Le sénateur Massicotte: Nous nous demandons tous les deux comment nous devons aborder cette question. Je voudrais profiter de cette occasion pour comprendre un peu mieux quelles sont vos préoccupations et vos intérêts. Au moins, nous serons mieux informés pour influer sur la politique ultérieurement.

Je crois avoir lu dans les journaux montréalais — et vous me corrigerez si je me trompe — que votre entreprise, en particulier, monsieur Lifson, songe à sortir des emplois du pays parce que vous ne pourriez plus faire face à la concurrence dans cette situation. S'agit-il spécifiquement de la question des tarifs?

M. Lifson: Nous disons que nous ne déménagerons rien parce que nous ne voulons pas perdre la capacité de produire au Canada où nous avons un avantage. Nous disons que nous produirons les articles moins coûteux, les pantalons, et cetera, à l'étranger de façon à ne pas avoir à faire face à la concurrence des États-Unis. Cela veut dire que nous ne remplacerons pas certains des travailleurs qui nous quittent.

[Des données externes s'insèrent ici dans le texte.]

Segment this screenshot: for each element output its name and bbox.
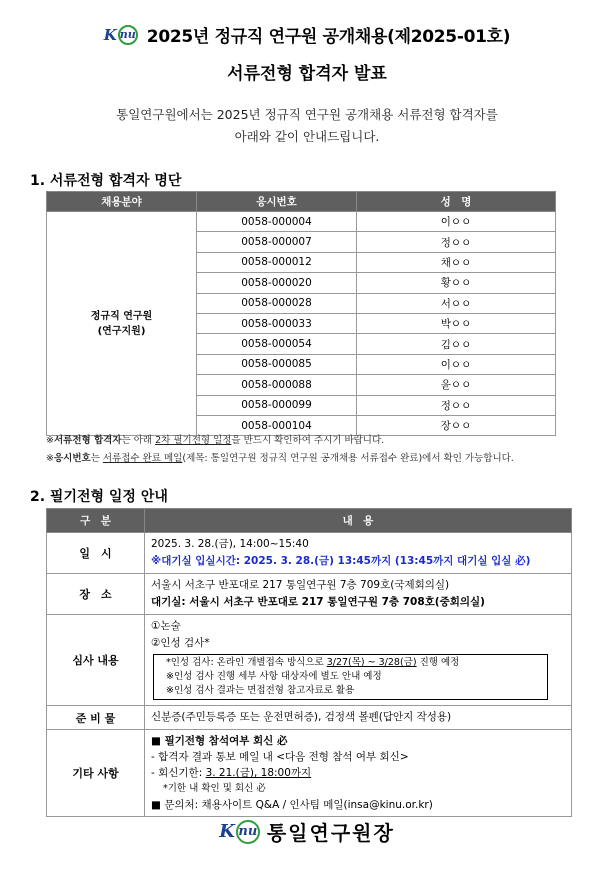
applicant-name: 정ㅇㅇ — [357, 395, 556, 415]
etc-line-1: ■ 필기전형 참석여부 회신 必 — [151, 735, 288, 747]
exam-schedule-table — [46, 508, 572, 817]
col-name: 성 명 — [357, 192, 556, 212]
note-2-bold: 응시번호 — [53, 453, 91, 464]
applicant-name: 채ㅇㅇ — [357, 252, 556, 272]
prep-value: 신분증(주민등록증 또는 운전면허증), 검정색 볼펜(답안지 작성용) — [145, 706, 572, 730]
footer-logo-letter: K — [219, 821, 235, 842]
row-date — [47, 533, 572, 574]
note-1-mid: 는 아래 — [121, 435, 156, 446]
box-line-3: ※인성 검사 결과는 면접전형 참고자료로 활용 — [166, 685, 355, 696]
applicant-name: 서ㅇㅇ — [357, 293, 556, 313]
logo-ring-icon: nu — [118, 25, 138, 45]
box-line-1-a: *인성 검사: 온라인 개별접속 방식으로 — [166, 657, 327, 668]
applicant-name: 이ㅇㅇ — [357, 354, 556, 374]
applicant-id: 0058-000099 — [197, 395, 357, 415]
intro-line-2: 아래와 같이 안내드립니다. — [234, 129, 380, 144]
row-prep — [47, 706, 572, 730]
applicant-id: 0058-000033 — [197, 313, 357, 333]
col-division: 구 분 — [47, 509, 145, 533]
exam-item-1: ①논술 — [151, 620, 181, 632]
applicant-name: 이ㅇㅇ — [357, 212, 556, 232]
note-2-suffix: (제목: 통일연구원 정규직 연구원 공개채용 서류접수 완료)에서 확인 가능합니다. — [182, 453, 514, 464]
date-label: 일 시 — [47, 533, 145, 574]
table-row — [47, 212, 556, 232]
footer-logo-ring-icon: nu — [236, 820, 260, 844]
applicant-name: 김ㅇㅇ — [357, 334, 556, 354]
note-2-prefix: ※ — [46, 453, 54, 464]
note-1-suffix: 을 반드시 확인하여 주시기 바랍니다. — [231, 435, 385, 446]
applicant-id: 0058-000007 — [197, 232, 357, 252]
applicant-id: 0058-000028 — [197, 293, 357, 313]
intro-line-1: 통일연구원에서는 2025년 정규직 연구원 공개채용 서류전형 합격자를 — [116, 107, 498, 122]
category-cell — [47, 212, 197, 436]
category-line-1: 정규직 연구원 — [90, 310, 153, 322]
row-place — [47, 574, 572, 615]
note-1-bold: 서류전형 합격자 — [53, 435, 122, 446]
note-1 — [46, 432, 384, 446]
etc-label: 기타 사항 — [47, 730, 145, 817]
schedule-table-header — [47, 509, 572, 533]
logo-letter: K — [103, 25, 117, 44]
kinu-logo — [104, 25, 139, 45]
footer-signature — [0, 817, 614, 846]
etc-line-3 — [151, 765, 565, 781]
applicant-id: 0058-000020 — [197, 273, 357, 293]
col-category: 채용분야 — [47, 192, 197, 212]
note-2-underlined: 서류접수 완료 메일 — [102, 453, 183, 464]
document-header — [0, 22, 614, 84]
applicant-id: 0058-000004 — [197, 212, 357, 232]
note-2-mid: 는 — [90, 453, 103, 464]
etc-line-5: ■ 문의처: 채용사이트 Q&A / 인사팀 메일(insa@kinu.or.kr) — [151, 799, 433, 811]
title-row — [0, 22, 614, 47]
section-2-title: 2. 필기전형 일정 안내 — [30, 489, 168, 505]
place-line-1: 서울시 서초구 반포대로 217 통일연구원 7층 709호(국제회의실) — [151, 579, 450, 591]
intro-text — [0, 104, 614, 148]
applicant-name: 정ㅇㅇ — [357, 232, 556, 252]
box-line-1 — [166, 656, 537, 670]
place-line-2: 대기실: 서울시 서초구 반포대로 217 통일연구원 7층 708호(중회의실) — [151, 596, 485, 608]
col-content: 내 용 — [145, 509, 572, 533]
box-line-1-b: 진행 예정 — [416, 657, 460, 668]
exam-value — [145, 615, 572, 706]
box-line-2: ※인성 검사 진행 세부 사항 대상자에 별도 안내 예정 — [166, 671, 382, 682]
applicant-name: 윤ㅇㅇ — [357, 375, 556, 395]
applicant-id: 0058-000054 — [197, 334, 357, 354]
col-applicant-id: 응시번호 — [197, 192, 357, 212]
reply-deadline: 3. 21.(금), 18:00까지 — [205, 767, 312, 779]
personality-test-note-box — [153, 654, 548, 700]
note-1-prefix: ※ — [46, 435, 54, 446]
etc-line-2: - 합격자 결과 통보 메일 내 <다음 전형 참석 여부 회신> — [151, 751, 409, 763]
place-value — [145, 574, 572, 615]
etc-line-4: *기한 내 확인 및 회신 必 — [163, 783, 266, 794]
prep-label: 준 비 물 — [47, 706, 145, 730]
row-etc — [47, 730, 572, 817]
note-1-underlined: 2차 필기전형 일정 — [155, 435, 232, 446]
waiting-room-time: ※대기실 입실시간: 2025. 3. 28.(금) 13:45까지 (13:45까지 대기실 입실 必) — [151, 555, 531, 567]
date-line-1: 2025. 3. 28.(금), 14:00~15:40 — [151, 538, 309, 550]
document-subtitle: 서류전형 합격자 발표 — [227, 64, 387, 84]
applicant-name: 장ㅇㅇ — [357, 415, 556, 435]
place-label: 장 소 — [47, 574, 145, 615]
category-line-2: (연구지원) — [97, 325, 146, 337]
passer-table-header — [47, 192, 556, 212]
exam-item-2: ②인성 검사* — [151, 637, 210, 649]
applicant-name: 황ㅇㅇ — [357, 273, 556, 293]
exam-label: 심사 내용 — [47, 615, 145, 706]
date-value — [145, 533, 572, 574]
note-2 — [46, 450, 514, 464]
etc-line-3-a: - 회신기한: — [151, 767, 206, 779]
passer-table — [46, 191, 556, 436]
document-title: 2025년 정규직 연구원 공개채용(제2025-01호) — [146, 27, 511, 47]
footer-kinu-logo — [219, 820, 261, 844]
applicant-id: 0058-000104 — [197, 415, 357, 435]
applicant-id: 0058-000012 — [197, 252, 357, 272]
section-1-title: 1. 서류전형 합격자 명단 — [30, 173, 182, 189]
box-line-1-dates: 3/27(목) ~ 3/28(금) — [326, 657, 417, 668]
row-exam — [47, 615, 572, 706]
etc-value — [145, 730, 572, 817]
applicant-name: 박ㅇㅇ — [357, 313, 556, 333]
applicant-id: 0058-000085 — [197, 354, 357, 374]
applicant-id: 0058-000088 — [197, 375, 357, 395]
footer-issuer: 통일연구원장 — [266, 821, 395, 845]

Le sénateur Massicotte: Combien d'emplois cela représenterait-il?

M. Lifson: Si la situation continue, nous prévoyons que cela représente de 10 à 20 p. 100 de nos effectifs, soit entre 300 et 600 personnes au cours des deux prochaines années.

Le sénateur Massicotte: Devrait-on éliminer les tarifs?

M. Lifson: Nous pourrions alors maintenir les emplois que nous avons ici et probablement en créer d'autres parce que la proximité nous donne un avantage certain.

Le sénateur Massicotte: Si nous supprimions les tarifs sur les textiles importés?

M. Lifson: Cela rendrait la situation plus équitable.

Le sénateur Massicotte: Nous ne perdrions pas ces emplois?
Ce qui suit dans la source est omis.